Il y a eu DSK, dont il est inutile de rappeler les exploits, Michel Sapin un brin taquin qui faisait claquer les élastiques des strings de petites journalistes, Pierre Joxe accusé de dessous de tables pénétrants par une demoiselle, et de plus obscurs conseillers de Madame Hidalgo. On parle de la gauche caviar, mais c’est une gauche qui se voulait libertine et n’était que queutarde qui apparaît au grand jour, dans toute sa misère morale.

Le plus significatif des épisodes les plus récents de cette navrante comédie est que l’appartenance à la haute noblesse d’Etat ne protège plus. Il faut en rechercher la cause dans les mouvements de libération de la parole qui touche tous les aspects de la vie publique et privée des personnes publiques, mais pas seulement.


De manière plus profonde derrière cette exhibition de linge sale, il y a une perte de prestige de cette élite d’Etat qui, en 2017, a pris le pouvoir « en direct », après la disqualification des partis politiques et des corps intermédiaires. L’incompétence mise à nu de ces réputés hyper-compétents dans la crise sanitaire a fait vaciller leur piédestal. Et, fait plus grave, la zizanie s’est instaurée entre ces altesses. D’un côté, c’est la chasse au Macron, de l’autre ce sont les caciques mitterrandiens qui trinquent. S’agissant d’un monde très « entre-nous », il est difficile de compter les points. Dans cette cacophonie, chacun joue sa partition. L’enjeu qui apparaît le plus clair est que le thème central de la prochaine présidentielle sera : « pour ou contre la technocratie d’Etat ». Pour l’heure, le public ne perçoit pas qui sont les bénéficiaires ou les organisateurs de ce mouvement de dégringolade de la noblesse du diplôme, mais le fait est que la chute est dure.


Les chaînes télé et stations radios comme la plupart des organes de Presse y vont de leur couplet anti-administration. Ce qui était une petite musique en sourdine des Français râleurs devient un leitmotiv assourdissant.

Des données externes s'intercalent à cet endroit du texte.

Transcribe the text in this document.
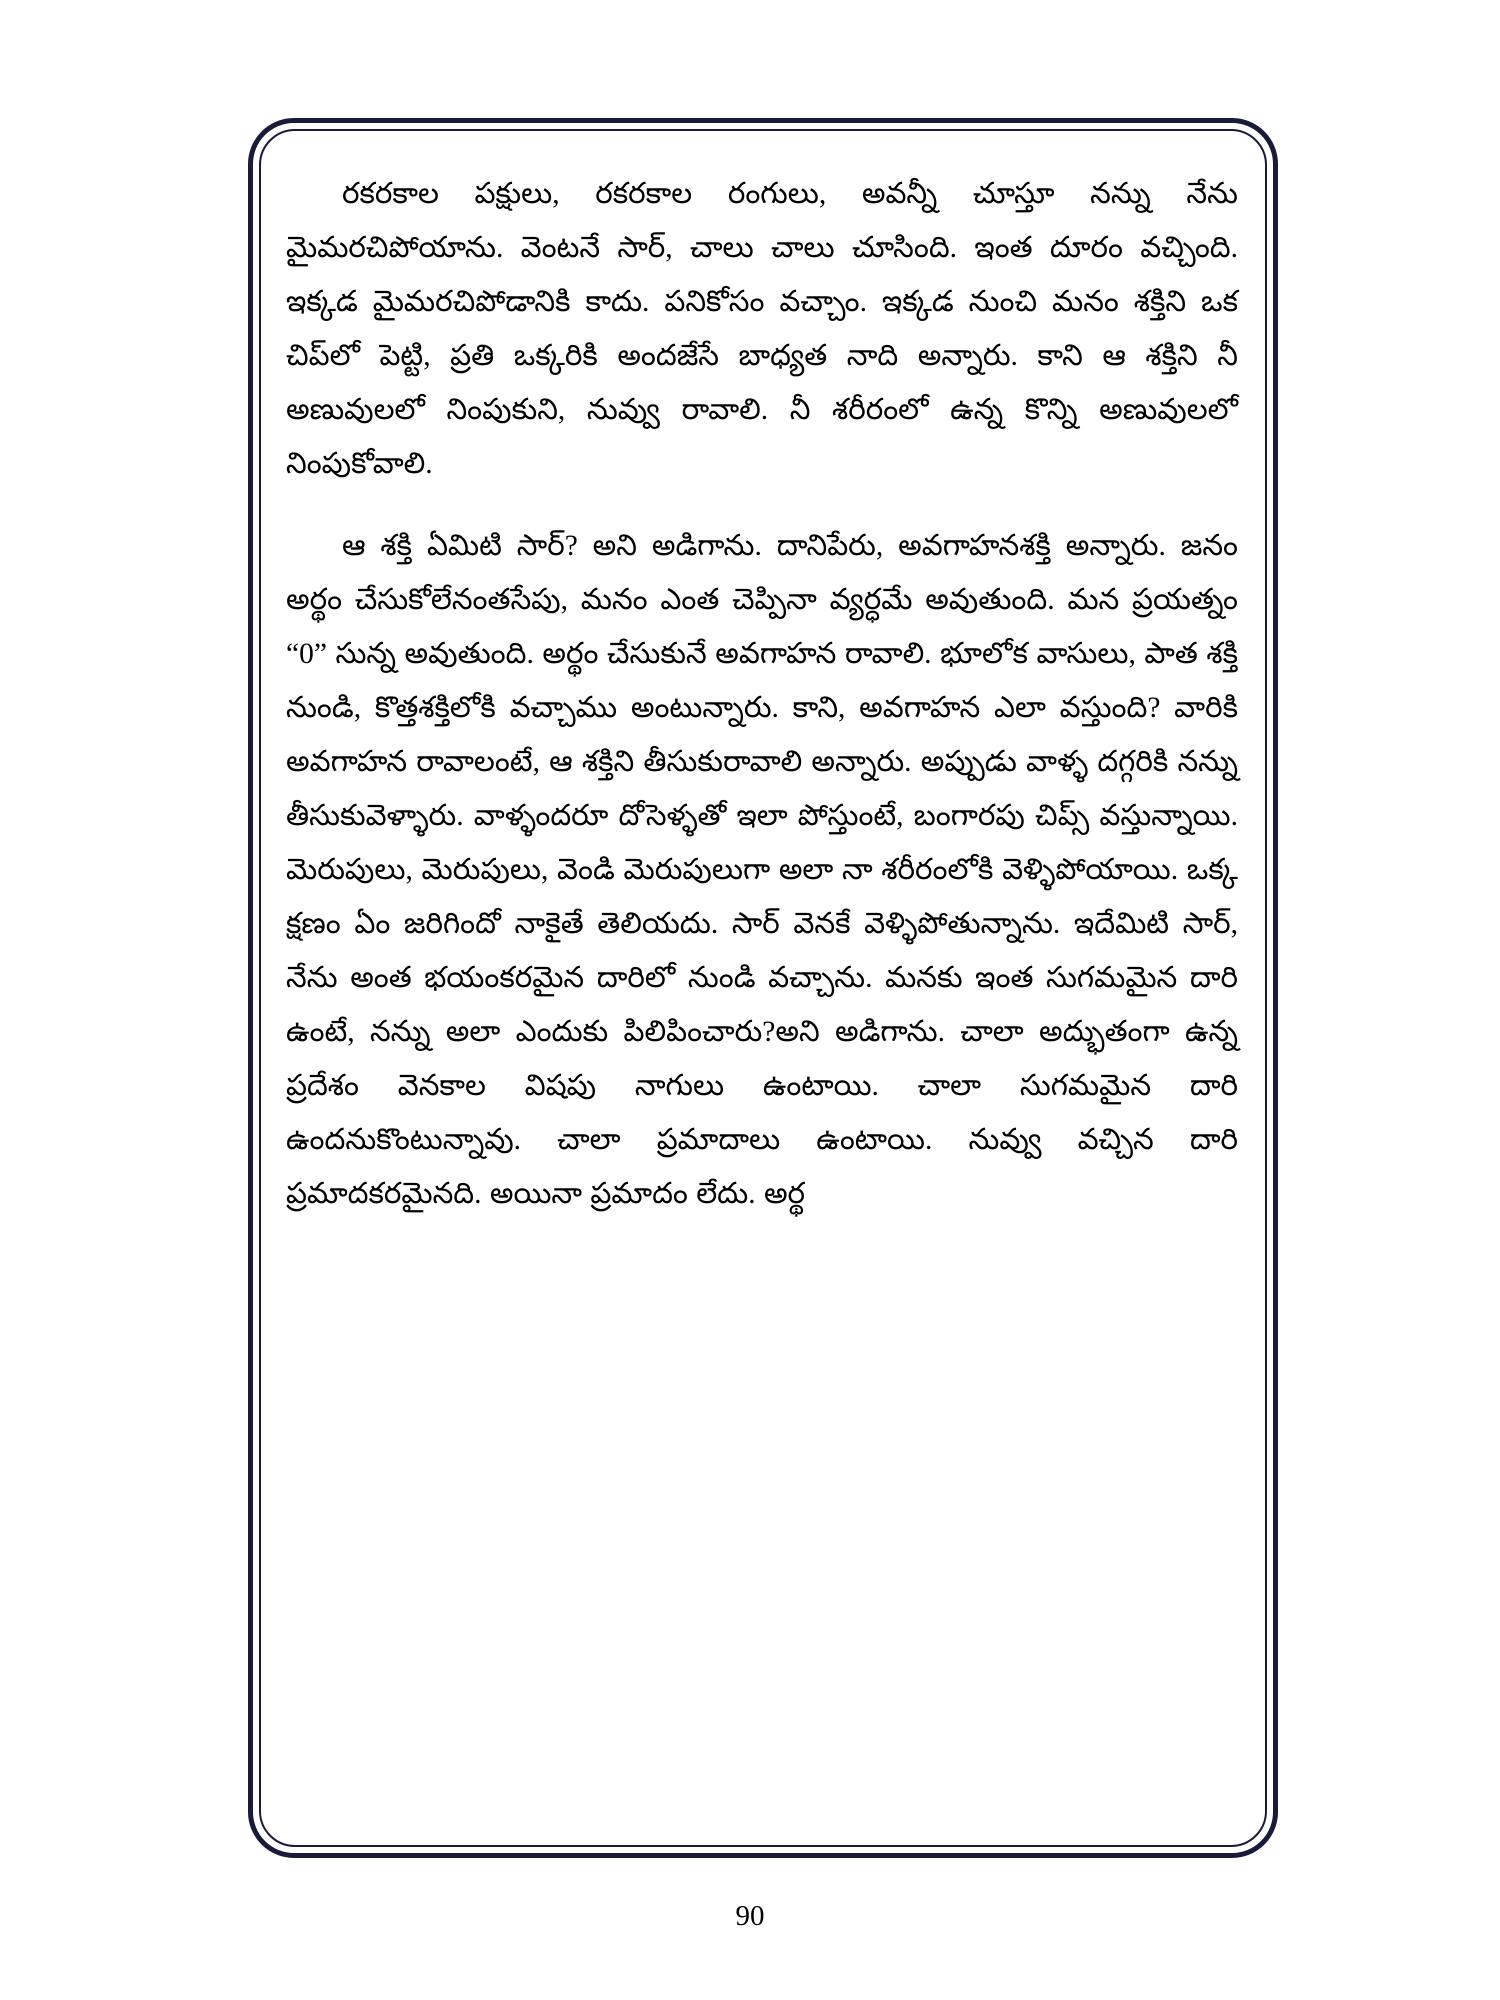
రకరకాల పక్షులు, రకరకాల రంగులు, అవన్నీ చూస్తూ నన్ను నేను మైమరచిపోయాను. వెంటనే సార్, చాలు చాలు చూసింది. ఇంత దూరం వచ్చింది. ఇక్కడ మైమరచిపోడానికి కాదు. పనికోసం వచ్చాం. ఇక్కడ నుంచి మనం శక్తిని ఒక చిప్‌లో పెట్టి, ప్రతి ఒక్కరికి అందజేసే బాధ్యత నాది అన్నారు. కాని ఆ శక్తిని నీ అణువులలో నింపుకుని, నువ్వు రావాలి. నీ శరీరంలో ఉన్న కొన్ని అణువులలో నింపుకోవాలి.

ఆ శక్తి ఏమిటి సార్? అని అడిగాను. దానిపేరు, అవగాహనశక్తి అన్నారు. జనం అర్థం చేసుకోలేనంతసేపు, మనం ఎంత చెప్పినా వ్యర్ధమే అవుతుంది. మన ప్రయత్నం “0” సున్న అవుతుంది. అర్థం చేసుకునే అవగాహన రావాలి. భూలోక వాసులు, పాత శక్తి నుండి, కొత్తశక్తిలోకి వచ్చాము అంటున్నారు. కాని, అవగాహన ఎలా వస్తుంది? వారికి అవగాహన రావాలంటే, ఆ శక్తిని తీసుకురావాలి అన్నారు. అప్పుడు వాళ్ళ దగ్గరికి నన్ను తీసుకువెళ్ళారు. వాళ్ళందరూ దోసెళ్ళతో ఇలా పోస్తుంటే, బంగారపు చిప్స్ వస్తున్నాయి. మెరుపులు, మెరుపులు, వెండి మెరుపులుగా అలా నా శరీరంలోకి వెళ్ళిపోయాయి. ఒక్క క్షణం ఏం జరిగిందో నాకైతే తెలియదు. సార్ వెనకే వెళ్ళిపోతున్నాను. ఇదేమిటి సార్, నేను అంత భయంకరమైన దారిలో నుండి వచ్చాను. మనకు ఇంత సుగమమైన దారి ఉంటే, నన్ను అలా ఎందుకు పిలిపించారు?అని అడిగాను. చాలా అద్భుతంగా ఉన్న ప్రదేశం వెనకాల విషపు నాగులు ఉంటాయి. చాలా సుగమమైన దారి ఉందనుకొంటున్నావు. చాలా ప్రమాదాలు ఉంటాయి. నువ్వు వచ్చిన దారి ప్రమాదకరమైనది. అయినా ప్రమాదం లేదు. అర్థ

90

Même la gauche, pourtant liée culturellement à ce milieu par sa clientèle de fonctionnaires, s’y met. En préparation d’artillerie pour le retour en politique de Montebourg, la Fondation Jean Jaurès, annexe du Parti Socialiste, publie cinq mois après le service de presse de « La trahison des invisibles », « Les inamovibles de la République : vous ne les verrez jamais, mais ils gouvernent », pour ne pas dire qu’ils sont « invisibles ». Le contenu est à l'avenant. Plagiat ? Non, il faut accueillir à bras ouverts tous ceux qui ont été frappés par la lumière !


Empêtré dans la bataille contre la pandémie, Emmanuel Macron oublie qu’il lui faut choisir d’urgence entre l’élite d’Etat et le peuple français. Il ne peut se contenter de trépigner et taper du pied en piquant des colères contre l’absurdité administrative, et les nuls de la logistique. Ou encore les humilier en faisant appel à des consultants privés. Il doit sans tarder se positionner comme candidat de la rupture d’avec ces ennemis du peuple que l’opinion générale désigne désormais comme des incapables.


Le Président serait imprudent de se fier aux sondages qui s’améliorent depuis le congédiement d’Edouard Philippe. La platitude du Premier Ministre et l‘insignifiance du Ministre de la santé, font de lui le dernier recours sensé dans la lutte contre le virus. Et paradoxalement leur médiocrité et leurs erreurs le servent. Mais tout, même cette interminable pandémie, a une fin. Et au regard de l’échéance de 2022, il est presque déjà trop tard. Il apparaît tout de même comme le représentant d’un monde d’Ancien Régime. Ses velléité d’en finir avec l’énarchie et le système des Grands Corps n’ont été suivies d’aucun effet. Il n’a jusqu’ici fait aucune réforme qui le fasse apparaître comme un révolutionnaire apte à prendre une Bastille dont la démolition est déjà à l’œuvre. Elle se fera, et si c’est sans lui, ce sera contre lui. Car en la matière le "en même temps " n'est pas une option.